The factory rules embedded in the Performance Manager follow the methodology in the HP's OpenVMS Performance Management guide. Some rules go beyond this methodology.

Keep in mind that, while the Performance Manager alerts you to potential performance problems, it does not (by default) screen out firings that are insignificant. Some circumstances on your system might fire a rule, for a one-time transient condition, without any implications for the long-term performance of your system. The factory rules try to minimize this possibility by setting occurrence thresholds within rules, but this might still happen.

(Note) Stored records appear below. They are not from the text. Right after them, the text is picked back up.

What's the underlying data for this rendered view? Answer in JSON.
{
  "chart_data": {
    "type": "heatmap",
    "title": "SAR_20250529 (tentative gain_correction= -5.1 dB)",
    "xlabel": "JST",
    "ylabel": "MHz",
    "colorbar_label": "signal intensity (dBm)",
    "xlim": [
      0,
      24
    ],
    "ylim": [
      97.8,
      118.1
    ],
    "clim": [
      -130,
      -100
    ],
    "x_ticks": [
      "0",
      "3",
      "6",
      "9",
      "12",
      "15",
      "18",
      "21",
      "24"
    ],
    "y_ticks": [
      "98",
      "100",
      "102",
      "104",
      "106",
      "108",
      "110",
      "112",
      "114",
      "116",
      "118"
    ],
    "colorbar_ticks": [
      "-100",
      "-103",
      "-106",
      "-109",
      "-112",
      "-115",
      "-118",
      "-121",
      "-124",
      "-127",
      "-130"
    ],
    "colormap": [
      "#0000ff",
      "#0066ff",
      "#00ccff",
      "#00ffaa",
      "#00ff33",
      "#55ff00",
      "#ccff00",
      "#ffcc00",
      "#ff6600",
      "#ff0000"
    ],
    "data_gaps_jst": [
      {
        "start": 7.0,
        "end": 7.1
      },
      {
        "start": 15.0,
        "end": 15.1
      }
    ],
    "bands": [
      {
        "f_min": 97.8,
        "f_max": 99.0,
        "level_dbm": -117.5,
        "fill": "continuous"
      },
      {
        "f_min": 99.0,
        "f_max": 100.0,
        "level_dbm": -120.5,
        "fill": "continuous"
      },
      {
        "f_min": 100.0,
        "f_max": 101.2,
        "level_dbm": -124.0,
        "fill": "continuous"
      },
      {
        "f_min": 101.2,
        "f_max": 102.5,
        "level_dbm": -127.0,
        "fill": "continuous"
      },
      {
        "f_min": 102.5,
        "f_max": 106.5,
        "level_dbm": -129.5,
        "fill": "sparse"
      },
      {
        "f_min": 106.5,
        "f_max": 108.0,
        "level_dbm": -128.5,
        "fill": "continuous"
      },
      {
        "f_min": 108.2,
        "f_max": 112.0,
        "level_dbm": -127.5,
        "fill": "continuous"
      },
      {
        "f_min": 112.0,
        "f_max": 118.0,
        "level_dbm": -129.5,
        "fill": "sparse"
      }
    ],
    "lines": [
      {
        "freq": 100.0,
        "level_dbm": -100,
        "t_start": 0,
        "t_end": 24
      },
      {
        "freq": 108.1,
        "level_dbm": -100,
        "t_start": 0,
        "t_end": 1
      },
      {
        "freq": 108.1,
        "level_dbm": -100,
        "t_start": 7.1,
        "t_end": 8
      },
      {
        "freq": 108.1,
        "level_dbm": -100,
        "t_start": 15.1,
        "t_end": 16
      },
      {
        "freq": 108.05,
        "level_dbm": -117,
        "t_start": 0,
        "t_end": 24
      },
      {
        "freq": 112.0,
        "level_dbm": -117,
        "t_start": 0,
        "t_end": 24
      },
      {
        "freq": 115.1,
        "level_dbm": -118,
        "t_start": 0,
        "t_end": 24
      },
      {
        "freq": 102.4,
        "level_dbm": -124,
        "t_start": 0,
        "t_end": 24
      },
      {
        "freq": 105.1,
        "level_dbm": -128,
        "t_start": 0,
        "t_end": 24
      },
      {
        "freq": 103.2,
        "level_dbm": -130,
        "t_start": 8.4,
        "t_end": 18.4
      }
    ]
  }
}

Figure out whether you need to be concerned about a particular rule firing. Check the evidence provided with each rule. Does the problem appear to be persistent (as indicated by many lines of evidence)? Check the time of occurrence: does this happen at the same time as a regularly scheduled job? Make sure you understand the meaning of each data item presented. If you are unsure of a definition, look it up in the Data Cell Types and Use section, or use the online Help system, which contains hotspots to all the data items in the Conditions and in the Evidence. Many of the data items presented as evidence are used in the rule's conditions: read the conditions, and understand how each data item is being used, and what values would cause it to fire.

You are probably very familiar with approximate or typical values for many parameters of your systems. If a rule fires, but all related evidence appears normal for your environment, then you probably want to adjust that rule's thresholds to reflect more precisely the upper bounds of performance for your particular workloads and systems. For more information on how to do this, see How to Implement Changes in this chapter.

However, if the evidence presented does not look normal, or if you don't know what normal looks like for those data items, you need to investigate further. One good way is to generate graphs of those or related data items for the time periods given in the evidence, and then look for unusual spikes of activity. If you find spikes occurring at the same time in different graphs, then you might suspect that the data items graphed are somehow related to the underlying problem, which might lead you to ideas of what might be changed to fix the problem.

Another path of investigation is to look for related rule firings. A rule might not present the full picture by itself, but when coupled with related rules, could give you a clear indication of the source of the problem. Related rules need not appear one after the other, as Performance Manager processes rules in the following order: CPU, memory, I/O, resource (miscellaneous), and (after all nodes have been analyzed) cluster-wide. (You do not need to have a cluster for one of these rules to fire, but the metrics used are not specific to an individual node, so they are evaluated after all node-specific rules.) Rules which require special evidence processing (as indicated by the absence of evidence data items in the rules source file) are presented first.

Finally, if you observe a persistent performance problem, you can use the Real-time Motif displays to investigate dynamically‑see the chapters Use the DECwindows Motif Real-time Display and Customize the DECwindows Motif Real-time Display. This new functionality supports progressive disclosure, so that you can start monitoring with high-level system displays, and then progressively launch panels to focus on perceived problem areas, as they are occurring.